How long will this abuse go on?
My husband and I have been married 20 years, and for the last nearly two years we have been separated because he told me ne was no longer happy in his marriage.
We have been separated twice now and both times he has worked too much (around the clock). I have been a good wife, a good mother who supported my husband while he went to play golf and done things by himself.
He started to verbally abuse me and mistreated me. I had a breakdown over this and he laughed at me.
I found out recently that he has an Asian women who he is involved with and is going to tell me about it.
He told my daughter that he was involved at her year twelve ball, and made her cry.
After he saw that she was crying he asked her if she wanted to meet her. Does this man have any emotions? He has hurt us enough. I also have a 15 year old son who loves his dad but does not want to act abusive like him.
How long does this take? What advice can you give me, I do still love this man for what and who he was.

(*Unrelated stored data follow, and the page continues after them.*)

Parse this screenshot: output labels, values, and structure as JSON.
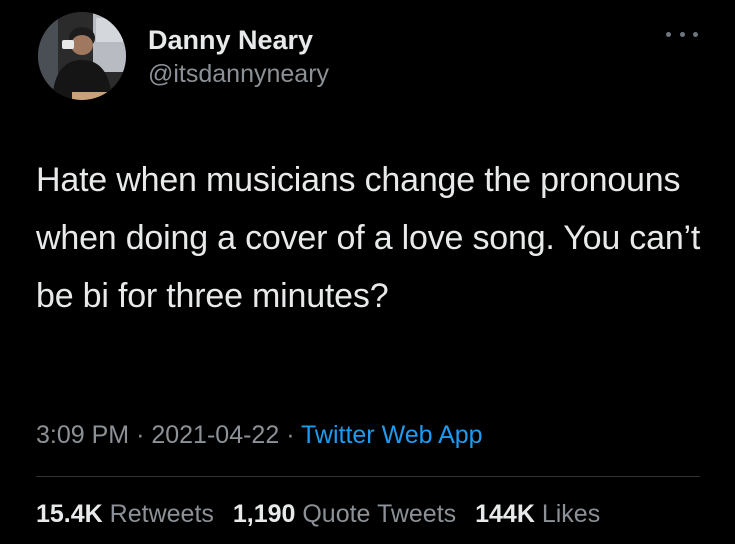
{
  "tweet": {
    "author": {
      "display_name": "Danny Neary",
      "handle": "@itsdannyneary"
    },
    "text": "Hate when musicians change the pronouns when doing a cover of a love song. You can’t be bi for three minutes?",
    "time": "3:09 PM",
    "separator": "·",
    "date": "2021-04-22",
    "source": "Twitter Web App",
    "stats": {
      "retweets": {
        "count": "15.4K",
        "label": "Retweets"
      },
      "quote_tweets": {
        "count": "1,190",
        "label": "Quote Tweets"
      },
      "likes": {
        "count": "144K",
        "label": "Likes"
      }
    }
  },
  "icons": {
    "more": "more-horizontal-icon",
    "avatar": "profile-photo"
  },
  "colors": {
    "background": "#000000",
    "primary_text": "#e7e9ea",
    "secondary_text": "#8b9196",
    "link": "#1d9bf0",
    "divider": "#2f3336"
  }
}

I did everything for him, even take on the gardening and wash his car. I was virtually a slave, I didn't mind because I did it for us (my family).

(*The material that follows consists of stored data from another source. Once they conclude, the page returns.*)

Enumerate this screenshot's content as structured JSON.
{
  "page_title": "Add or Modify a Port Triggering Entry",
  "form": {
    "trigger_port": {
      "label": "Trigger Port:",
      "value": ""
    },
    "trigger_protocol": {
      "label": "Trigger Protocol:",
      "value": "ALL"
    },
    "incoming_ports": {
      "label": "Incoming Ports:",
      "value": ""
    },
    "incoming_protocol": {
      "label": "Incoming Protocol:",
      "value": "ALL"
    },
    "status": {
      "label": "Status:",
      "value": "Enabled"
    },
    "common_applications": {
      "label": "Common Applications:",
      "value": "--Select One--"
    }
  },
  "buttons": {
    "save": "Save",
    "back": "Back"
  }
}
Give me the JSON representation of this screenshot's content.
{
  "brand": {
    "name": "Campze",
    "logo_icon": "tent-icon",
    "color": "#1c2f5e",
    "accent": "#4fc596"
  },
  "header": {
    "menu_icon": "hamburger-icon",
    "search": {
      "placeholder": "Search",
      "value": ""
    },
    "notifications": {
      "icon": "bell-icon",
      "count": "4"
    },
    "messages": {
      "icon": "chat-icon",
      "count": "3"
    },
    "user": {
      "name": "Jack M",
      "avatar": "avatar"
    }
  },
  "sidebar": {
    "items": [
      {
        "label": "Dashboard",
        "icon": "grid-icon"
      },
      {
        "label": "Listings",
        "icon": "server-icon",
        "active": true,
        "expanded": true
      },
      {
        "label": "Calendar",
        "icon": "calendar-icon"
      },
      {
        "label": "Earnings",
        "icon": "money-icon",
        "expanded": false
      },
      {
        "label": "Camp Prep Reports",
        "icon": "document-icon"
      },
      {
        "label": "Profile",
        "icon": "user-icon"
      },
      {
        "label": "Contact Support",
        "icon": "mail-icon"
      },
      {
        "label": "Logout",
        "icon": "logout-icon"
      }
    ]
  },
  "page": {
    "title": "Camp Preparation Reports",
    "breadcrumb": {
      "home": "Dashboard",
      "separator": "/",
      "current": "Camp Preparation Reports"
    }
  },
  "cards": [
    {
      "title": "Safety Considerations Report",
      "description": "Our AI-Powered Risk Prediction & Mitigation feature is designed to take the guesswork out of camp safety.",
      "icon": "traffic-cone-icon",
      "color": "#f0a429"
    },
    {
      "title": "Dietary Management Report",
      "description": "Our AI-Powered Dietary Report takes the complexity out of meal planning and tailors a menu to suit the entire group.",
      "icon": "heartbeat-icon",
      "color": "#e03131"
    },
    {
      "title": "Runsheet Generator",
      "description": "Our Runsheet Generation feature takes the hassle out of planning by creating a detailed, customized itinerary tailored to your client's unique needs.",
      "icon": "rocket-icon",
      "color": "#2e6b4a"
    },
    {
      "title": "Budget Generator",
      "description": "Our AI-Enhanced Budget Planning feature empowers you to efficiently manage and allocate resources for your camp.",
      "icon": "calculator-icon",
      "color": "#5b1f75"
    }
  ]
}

BUT when he changed and mistreated me that was it I had a breakdown and when into depression and am now living with my mum. He is living in the marital home.

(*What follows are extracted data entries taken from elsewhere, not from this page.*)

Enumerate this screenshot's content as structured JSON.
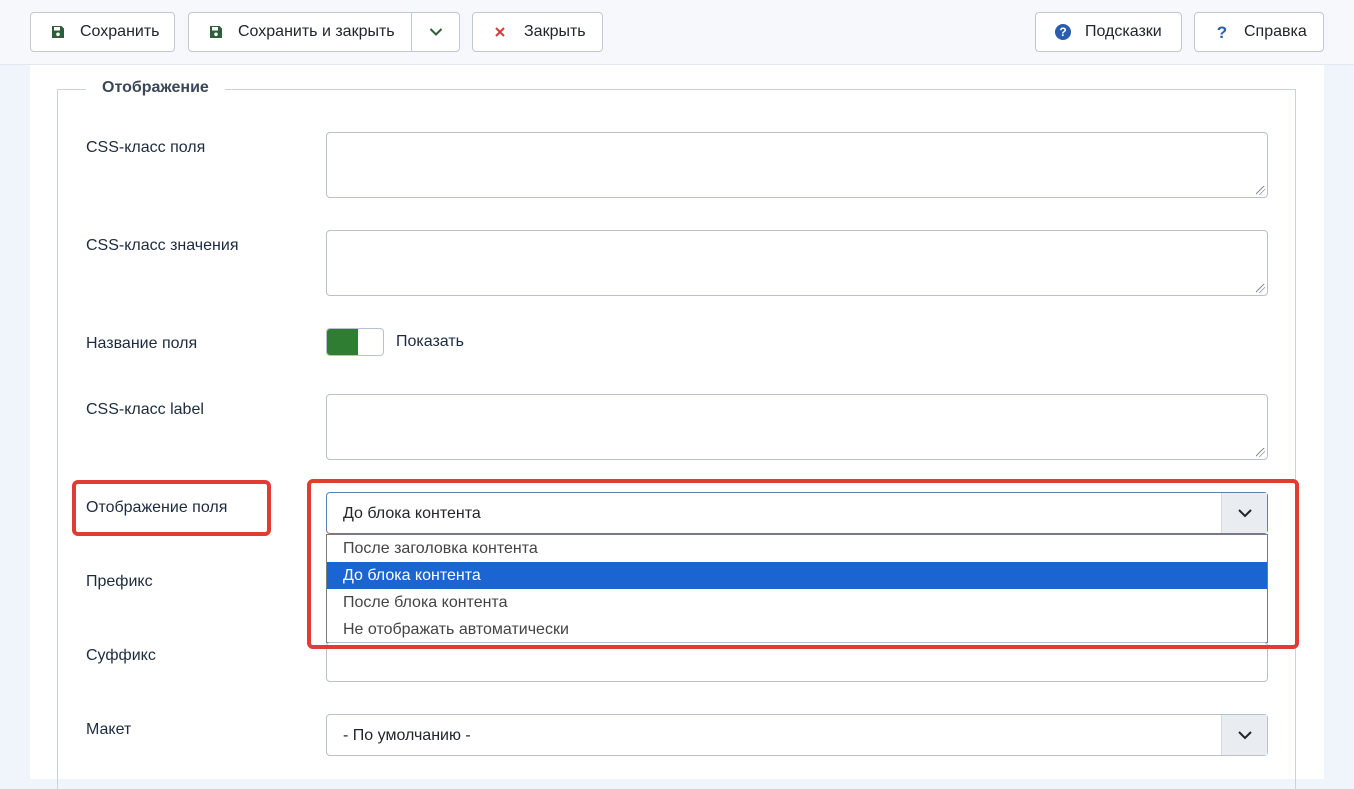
{
  "toolbar": {
    "save_label": "Сохранить",
    "save_close_label": "Сохранить и закрыть",
    "close_label": "Закрыть",
    "tips_label": "Подсказки",
    "help_label": "Справка"
  },
  "icons": {
    "save": "floppy-disk-icon",
    "close": "x-icon",
    "tips": "question-circle-icon",
    "help": "question-mark-icon",
    "dropdown": "chevron-down-icon"
  },
  "colors": {
    "accent": "#1a65d1",
    "toggle_on": "#2f7d32",
    "highlight": "#e03c33",
    "close_icon": "#d63b3b"
  },
  "section": {
    "legend": "Отображение",
    "fields": {
      "css_field_class": {
        "label": "CSS-класс поля",
        "value": ""
      },
      "css_value_class": {
        "label": "CSS-класс значения",
        "value": ""
      },
      "field_name": {
        "label": "Название поля",
        "toggle_text": "Показать"
      },
      "css_label_class": {
        "label": "CSS-класс label",
        "value": ""
      },
      "display": {
        "label": "Отображение поля",
        "selected": "До блока контента",
        "options": [
          "После заголовка контента",
          "До блока контента",
          "После блока контента",
          "Не отображать автоматически"
        ]
      },
      "prefix": {
        "label": "Префикс",
        "value": ""
      },
      "suffix": {
        "label": "Суффикс",
        "value": ""
      },
      "layout": {
        "label": "Макет",
        "selected": "- По умолчанию -"
      }
    }
  }
}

Please help someone!!!!!!!! What do I do?Noel's response
From the way you describe your husband, he may be in a midlife crisis, but he is also immature. You have been his mommy all these years, after he left his first mother, and now he wants a different mommy.
My advice is to let him go. You say you were a virtual slave, but you love him for who and what he was. He is no longer that man.
Let him know you will no longer take his abuse, and that you want out.
You might also contact a lawyer to protect yourself financially, as I suspect you are not very good at standing up to him. You have every right to demand you have the marital house as well, especially if your children are living with you.
I also suggest you get some counseling/therapy for yourself, so you are able to stand up for yourself, and figure out who you are, other than an wife and mother.